Tout cela explique l’ordre principal des forces qui font partie du bloc au pouvoir, en dehors et dans les appareils de l’État. Un bloc au pouvoir qui articule des intérêts complémentaires, tels par exemple, les tentatives pour légiférer en faveur d’une réduction de peine ou pour suspendre des procédures judiciaires contre des hommes d’affaire et des opérateurs politiques ou militaires du régime, ou en faveur de transfuge vers d’autres partis politiques, etc. Cela et d’autres faits, faisant passer au second plan les demandes de justice, démocratie et inclusion sociale qui bénéficieraient aux segments majoritaires de la société tels que les paysans, les communautés rurales, les travailleurs des villes, la jeunesse…

 

C’est ainsi que la classe dominante s’est construit un État qui privilégie ses intérêts économiques, exclut le social, capture la politique et s’oppose à tout changement qui signifierait un minimum de démocratisation.
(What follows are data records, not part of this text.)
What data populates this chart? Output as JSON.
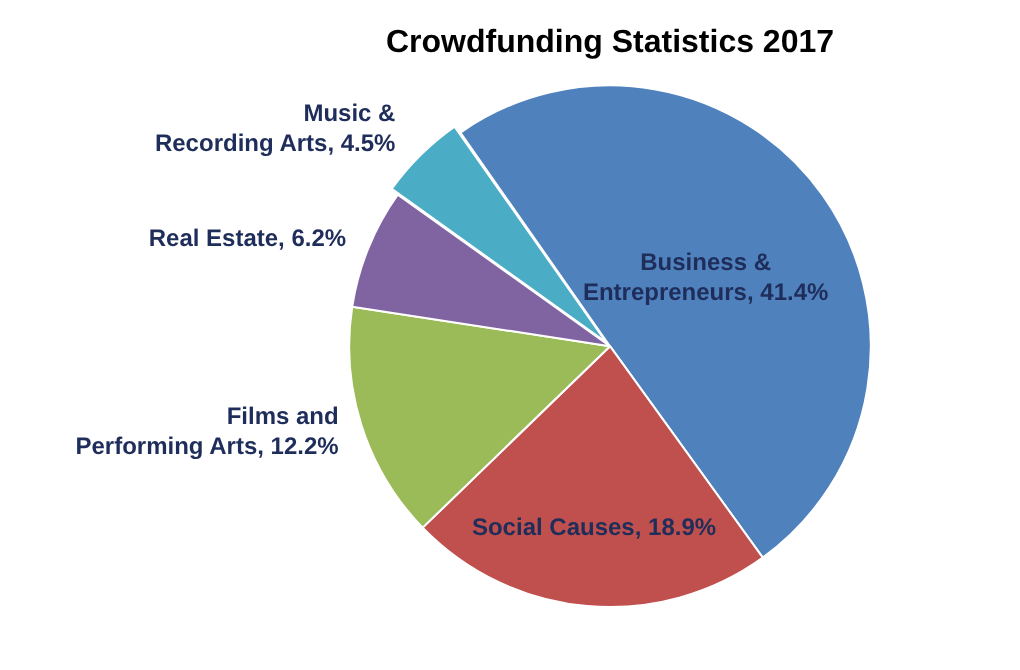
{
  "chart_data": {
    "type": "pie",
    "title": "Crowdfunding Statistics 2017",
    "categories": [
      "Business & Entrepreneurs",
      "Social Causes",
      "Films and Performing Arts",
      "Real Estate",
      "Music & Recording Arts"
    ],
    "values": [
      41.4,
      18.9,
      12.2,
      6.2,
      4.5
    ],
    "value_labels": [
      "41.4%",
      "18.9%",
      "12.2%",
      "6.2%",
      "4.5%"
    ],
    "colors": [
      "#4f81bd",
      "#c0504d",
      "#9bbb59",
      "#8064a2",
      "#4bacc6"
    ],
    "legend": false
  }
}
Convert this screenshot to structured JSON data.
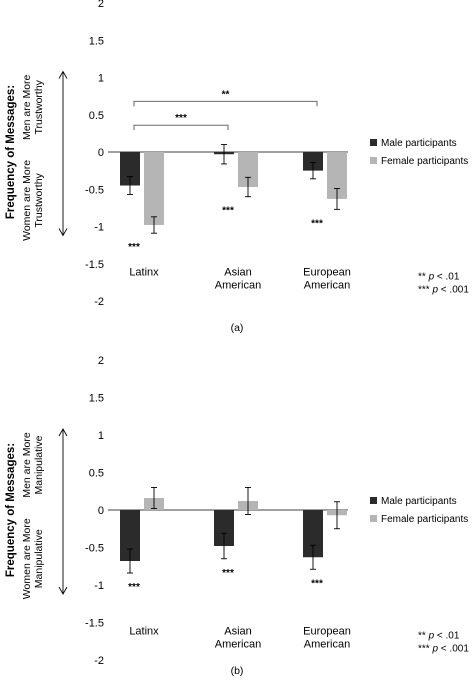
{
  "colors": {
    "male": "#2b2b2b",
    "female": "#b5b5b5",
    "axis": "#000000",
    "bracket": "#555555"
  },
  "chart_data": [
    {
      "panel": "a",
      "type": "bar",
      "title": "",
      "ylabel": "Frequency of Messages:",
      "ylim": [
        -2,
        2
      ],
      "yticks": [
        "2",
        "1.5",
        "1",
        "0.5",
        "0",
        "-0.5",
        "-1",
        "-1.5",
        "-2"
      ],
      "categories": [
        [
          "Latinx"
        ],
        [
          "Asian",
          "American"
        ],
        [
          "European",
          "American"
        ]
      ],
      "series": [
        {
          "name": "Male participants",
          "values": [
            -0.45,
            -0.03,
            -0.25
          ],
          "err": [
            0.12,
            0.13,
            0.11
          ]
        },
        {
          "name": "Female participants",
          "values": [
            -0.98,
            -0.47,
            -0.63
          ],
          "err": [
            0.11,
            0.13,
            0.14
          ]
        }
      ],
      "bar_sig": [
        "***",
        "***",
        "***"
      ],
      "brackets": [
        {
          "from": 0,
          "to": 1,
          "label": "***"
        },
        {
          "from": 0,
          "to": 2,
          "label": "**"
        }
      ],
      "arrow_top": [
        "Men are More",
        "Trustworthy"
      ],
      "arrow_bottom": [
        "Women are More",
        "Trustworthy"
      ],
      "footnotes": [
        {
          "stars": "**",
          "p": "p",
          "rest": " < .01"
        },
        {
          "stars": "***",
          "p": "p",
          "rest": " < .001"
        }
      ],
      "caption": "(a)",
      "legend": "right"
    },
    {
      "panel": "b",
      "type": "bar",
      "title": "",
      "ylabel": "Frequency of Messages:",
      "ylim": [
        -2,
        2
      ],
      "yticks": [
        "2",
        "1.5",
        "1",
        "0.5",
        "0",
        "-0.5",
        "-1",
        "-1.5",
        "-2"
      ],
      "categories": [
        [
          "Latinx"
        ],
        [
          "Asian",
          "American"
        ],
        [
          "European",
          "American"
        ]
      ],
      "series": [
        {
          "name": "Male participants",
          "values": [
            -0.68,
            -0.48,
            -0.63
          ],
          "err": [
            0.16,
            0.17,
            0.16
          ]
        },
        {
          "name": "Female participants",
          "values": [
            0.16,
            0.12,
            -0.07
          ],
          "err": [
            0.14,
            0.18,
            0.18
          ]
        }
      ],
      "bar_sig": [
        "***",
        "***",
        "***"
      ],
      "brackets": [],
      "arrow_top": [
        "Men are More",
        "Manipulative"
      ],
      "arrow_bottom": [
        "Women are More",
        "Manipulative"
      ],
      "footnotes": [
        {
          "stars": "**",
          "p": "p",
          "rest": " < .01"
        },
        {
          "stars": "***",
          "p": "p",
          "rest": " < .001"
        }
      ],
      "caption": "(b)",
      "legend": "right"
    }
  ]
}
C’est-à-dire, un État complètement éloigné du bien commun, contesté historiquement et sujet à des crises récurrentes.

 

Cette incapacité et la politique conservatrice de la gestion gouvernementale, le caractère de l’État guatémaltèque expliquent les faits récents, tels que 1) l’assassinat de 41 adolescentes d’un « foyer sûr » qui, en vertu de leur situation de vulnérabilité devaient être protégées, mais au contraire, l’état de l’institution fut la condition pour ce crime ait pu avoir lieu ; 2) l’incapacité officielle, bureaucratique et budgétaire pour évacuer à temps les communautés affectées par l’éruption du volcan Fuego ; 3) l’assassinat de lutteurs sociaux et de défenseurs des droits humains, résultat immédiat des discours de haine des présidents de la République et du Congrès, l’inaction officieuse des organismes de sécurité et d’enquêtes criminelles, la politique de criminalisation de la protestation sociale et la permissivité octroyée aux appareils de répression organisés par le patronat ou l’État lui-même, et 4) l’existence d’un pacte de corruption qui opère au Congrès de la République et qui agit pour légiférer en faveur de l’impunité en matière de crimes contre l’humanité, de corruption ou de criminalité politique.

 

Si l’on analyse ces signes d’un État mis à nu, un changement de gouvernement ne résout pas le problème fondamental. La solution principale se trouve dans une transformation profonde de l’État guatémaltèque.

 

le 18 juin 2018

 

Publié par www.plazapublica.com.gt et diffusé par ALAI.